The school contends that the Education Department has found those complaints to be unjustified.

However, the Chicago Tribune has reported that the Education Department has asked the Justice Department to mediate disputes between Black parents and the school district, but school officials pulled out of the process last December before it was completed.

The Community Responds

Brenda Cherry, a community activist, is the family’s spokesperson. She was in the courtroom with Shaquanda because they would not allow her mother to be there. She has seen the injustice from day one and continues to stand by the family.

“Black people don’t get the same treatment here in Lamar County as others. We don’t want special treatment, we want equal treatment,” Ms. Cherry told The Final Call. “Shaquanda could be out now if they wanted. The re-socialization process that TYC requires mandates that she confess for her crime. She doesn’t belong there.”

Why she is there is also a mystery to Shaquanda.

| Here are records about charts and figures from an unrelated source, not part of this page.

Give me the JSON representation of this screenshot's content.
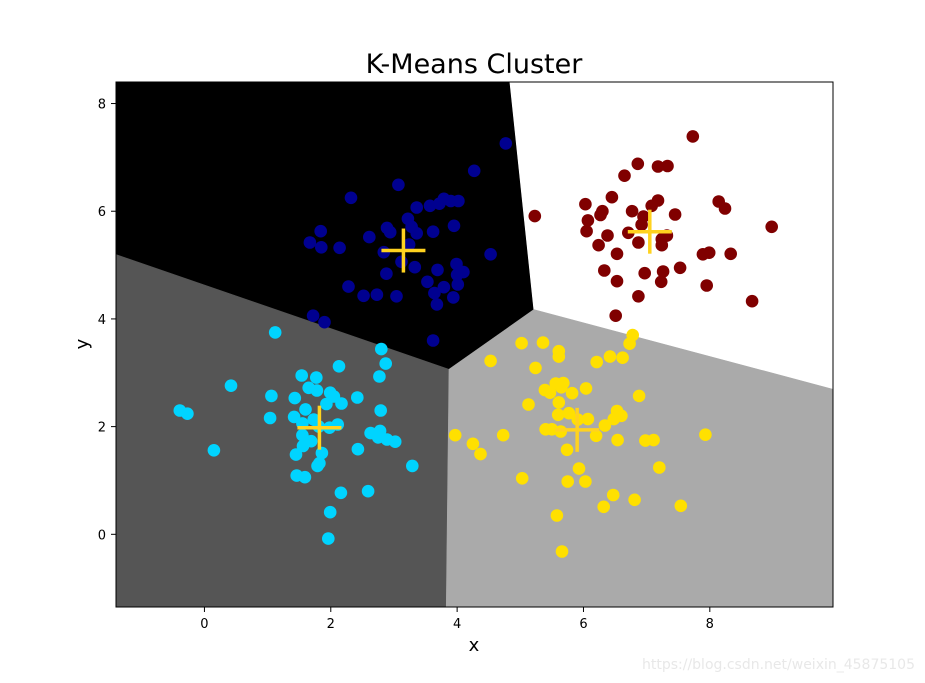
{
  "chart_data": {
    "type": "scatter",
    "title": "K-Means Cluster",
    "xlabel": "x",
    "ylabel": "y",
    "xlim": [
      -1.4,
      9.95
    ],
    "ylim": [
      -1.35,
      8.4
    ],
    "xticks": [
      0,
      2,
      4,
      6,
      8
    ],
    "yticks": [
      0,
      2,
      4,
      6,
      8
    ],
    "grid": false,
    "region_colors": {
      "top_left": "#000000",
      "top_right": "#ffffff",
      "bottom_left": "#555555",
      "bottom_right": "#aaaaaa"
    },
    "centroid_color": "#ffd21f",
    "centroids": [
      [
        3.15,
        5.27
      ],
      [
        7.05,
        5.62
      ],
      [
        1.82,
        1.98
      ],
      [
        5.9,
        1.94
      ]
    ],
    "series": [
      {
        "color": "#000090",
        "points": [
          [
            3.62,
            3.6
          ],
          [
            4.77,
            7.26
          ],
          [
            4.27,
            6.75
          ],
          [
            2.32,
            6.25
          ],
          [
            3.07,
            6.49
          ],
          [
            2.89,
            5.69
          ],
          [
            3.22,
            5.86
          ],
          [
            3.28,
            5.71
          ],
          [
            3.36,
            6.07
          ],
          [
            3.57,
            6.1
          ],
          [
            3.79,
            6.23
          ],
          [
            3.9,
            6.19
          ],
          [
            4.02,
            6.19
          ],
          [
            3.62,
            5.62
          ],
          [
            3.95,
            5.73
          ],
          [
            3.72,
            6.14
          ],
          [
            2.14,
            5.32
          ],
          [
            2.61,
            5.52
          ],
          [
            1.84,
            5.63
          ],
          [
            1.67,
            5.42
          ],
          [
            1.85,
            5.33
          ],
          [
            2.84,
            5.24
          ],
          [
            3.24,
            5.38
          ],
          [
            3.12,
            5.06
          ],
          [
            2.88,
            4.84
          ],
          [
            3.33,
            4.96
          ],
          [
            3.69,
            4.91
          ],
          [
            3.99,
            5.02
          ],
          [
            4.1,
            4.87
          ],
          [
            4.0,
            4.82
          ],
          [
            3.53,
            4.69
          ],
          [
            3.64,
            4.48
          ],
          [
            4.01,
            4.64
          ],
          [
            3.79,
            4.59
          ],
          [
            3.94,
            4.4
          ],
          [
            3.68,
            4.27
          ],
          [
            2.28,
            4.6
          ],
          [
            2.52,
            4.43
          ],
          [
            2.73,
            4.45
          ],
          [
            3.04,
            4.42
          ],
          [
            1.72,
            4.06
          ],
          [
            1.9,
            3.94
          ],
          [
            4.53,
            5.2
          ],
          [
            2.94,
            5.61
          ],
          [
            3.36,
            5.59
          ]
        ]
      },
      {
        "color": "#800000",
        "points": [
          [
            7.73,
            7.39
          ],
          [
            7.18,
            6.83
          ],
          [
            7.33,
            6.84
          ],
          [
            6.86,
            6.88
          ],
          [
            6.65,
            6.66
          ],
          [
            5.23,
            5.91
          ],
          [
            6.03,
            6.13
          ],
          [
            6.3,
            6.0
          ],
          [
            6.45,
            6.26
          ],
          [
            6.77,
            6.0
          ],
          [
            6.95,
            5.9
          ],
          [
            7.08,
            6.1
          ],
          [
            7.18,
            6.2
          ],
          [
            7.45,
            5.94
          ],
          [
            8.14,
            6.18
          ],
          [
            8.24,
            6.05
          ],
          [
            6.07,
            5.83
          ],
          [
            6.27,
            5.93
          ],
          [
            6.05,
            5.63
          ],
          [
            6.24,
            5.37
          ],
          [
            6.38,
            5.55
          ],
          [
            6.53,
            5.21
          ],
          [
            6.71,
            5.6
          ],
          [
            6.87,
            5.42
          ],
          [
            6.92,
            5.75
          ],
          [
            7.24,
            5.48
          ],
          [
            7.32,
            5.55
          ],
          [
            7.24,
            5.37
          ],
          [
            7.89,
            5.2
          ],
          [
            7.99,
            5.23
          ],
          [
            8.33,
            5.21
          ],
          [
            6.33,
            4.9
          ],
          [
            6.53,
            4.7
          ],
          [
            6.97,
            4.85
          ],
          [
            7.26,
            4.88
          ],
          [
            7.53,
            4.95
          ],
          [
            7.23,
            4.69
          ],
          [
            6.87,
            4.42
          ],
          [
            7.95,
            4.62
          ],
          [
            8.67,
            4.33
          ],
          [
            6.51,
            4.06
          ],
          [
            8.98,
            5.71
          ]
        ]
      },
      {
        "color": "#00d4ff",
        "points": [
          [
            1.12,
            3.75
          ],
          [
            2.8,
            3.44
          ],
          [
            2.87,
            3.17
          ],
          [
            2.13,
            3.12
          ],
          [
            1.54,
            2.95
          ],
          [
            1.77,
            2.91
          ],
          [
            1.65,
            2.72
          ],
          [
            1.78,
            2.67
          ],
          [
            1.99,
            2.63
          ],
          [
            2.05,
            2.56
          ],
          [
            1.43,
            2.53
          ],
          [
            1.6,
            2.32
          ],
          [
            1.93,
            2.42
          ],
          [
            2.17,
            2.43
          ],
          [
            2.42,
            2.54
          ],
          [
            2.79,
            2.3
          ],
          [
            2.77,
            2.93
          ],
          [
            0.42,
            2.76
          ],
          [
            1.06,
            2.57
          ],
          [
            -0.39,
            2.3
          ],
          [
            -0.27,
            2.24
          ],
          [
            1.04,
            2.16
          ],
          [
            1.42,
            2.18
          ],
          [
            1.55,
            2.06
          ],
          [
            1.73,
            2.13
          ],
          [
            1.81,
            2.0
          ],
          [
            1.98,
            1.98
          ],
          [
            2.11,
            2.04
          ],
          [
            2.63,
            1.88
          ],
          [
            2.75,
            1.8
          ],
          [
            2.78,
            1.92
          ],
          [
            2.89,
            1.76
          ],
          [
            3.02,
            1.72
          ],
          [
            2.43,
            1.58
          ],
          [
            1.55,
            1.84
          ],
          [
            1.69,
            1.73
          ],
          [
            1.56,
            1.64
          ],
          [
            1.86,
            1.51
          ],
          [
            1.45,
            1.48
          ],
          [
            1.82,
            1.32
          ],
          [
            1.79,
            1.27
          ],
          [
            0.15,
            1.56
          ],
          [
            3.29,
            1.27
          ],
          [
            1.46,
            1.09
          ],
          [
            1.59,
            1.06
          ],
          [
            2.16,
            0.77
          ],
          [
            2.59,
            0.8
          ],
          [
            1.99,
            0.41
          ],
          [
            1.96,
            -0.08
          ]
        ]
      },
      {
        "color": "#ffe000",
        "points": [
          [
            6.78,
            3.7
          ],
          [
            6.73,
            3.54
          ],
          [
            6.62,
            3.28
          ],
          [
            5.61,
            3.4
          ],
          [
            5.61,
            3.3
          ],
          [
            4.53,
            3.22
          ],
          [
            5.02,
            3.55
          ],
          [
            5.36,
            3.56
          ],
          [
            6.21,
            3.2
          ],
          [
            6.42,
            3.3
          ],
          [
            5.24,
            3.09
          ],
          [
            5.68,
            2.81
          ],
          [
            5.65,
            2.73
          ],
          [
            5.82,
            2.62
          ],
          [
            5.39,
            2.68
          ],
          [
            5.47,
            2.63
          ],
          [
            6.04,
            2.71
          ],
          [
            5.56,
            2.8
          ],
          [
            5.61,
            2.45
          ],
          [
            5.13,
            2.41
          ],
          [
            6.88,
            2.57
          ],
          [
            5.6,
            2.22
          ],
          [
            5.77,
            2.25
          ],
          [
            5.91,
            2.13
          ],
          [
            6.07,
            2.14
          ],
          [
            6.53,
            2.29
          ],
          [
            6.6,
            2.2
          ],
          [
            6.34,
            2.02
          ],
          [
            6.48,
            2.14
          ],
          [
            5.4,
            1.95
          ],
          [
            5.5,
            1.95
          ],
          [
            5.64,
            1.91
          ],
          [
            6.2,
            1.83
          ],
          [
            6.54,
            1.75
          ],
          [
            6.98,
            1.74
          ],
          [
            7.11,
            1.75
          ],
          [
            7.93,
            1.85
          ],
          [
            3.97,
            1.84
          ],
          [
            4.25,
            1.68
          ],
          [
            4.37,
            1.49
          ],
          [
            4.73,
            1.84
          ],
          [
            5.74,
            1.57
          ],
          [
            5.93,
            1.22
          ],
          [
            6.03,
            0.98
          ],
          [
            5.75,
            0.98
          ],
          [
            7.2,
            1.24
          ],
          [
            5.03,
            1.04
          ],
          [
            6.47,
            0.73
          ],
          [
            6.32,
            0.51
          ],
          [
            6.81,
            0.64
          ],
          [
            5.58,
            0.35
          ],
          [
            7.54,
            0.53
          ],
          [
            5.66,
            -0.32
          ]
        ]
      }
    ]
  },
  "watermark": "https://blog.csdn.net/weixin_45875105"
}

“She doesn’t understand why she’s there,” explained her mother.

The Black residents of Paris, Texas don’t understand either, and they’ve taken to the streets in protest.

On Mar. 19, nearly 200 members from various organizations, such as the Millions More Movement and New Black Panther Party, and city residents took to the streets to protest the treatment of Shaquanda Cotton.

They marched at the Paris Independent School District Administration building and later filled the grounds of the Lamar County Courthouse.

“They railroaded this girl and we want her released,” said Bryan Muhammad, co-chair of the Ft. Worth Millions More Movement. “This case magnifies the extreme racism in this small city. The Millions More Movement has secured a top juvenile attorney to aid and fight for Shaquanda’s appeal.”

Mr. Muhammad told The Final Call, “They’ve just about demolished every young Black man there. Now, they’re going after our girls. The family is considering a civil suit and several families have come forward that may form a class action suit. We are on this case, and won’t stop until we have justice.”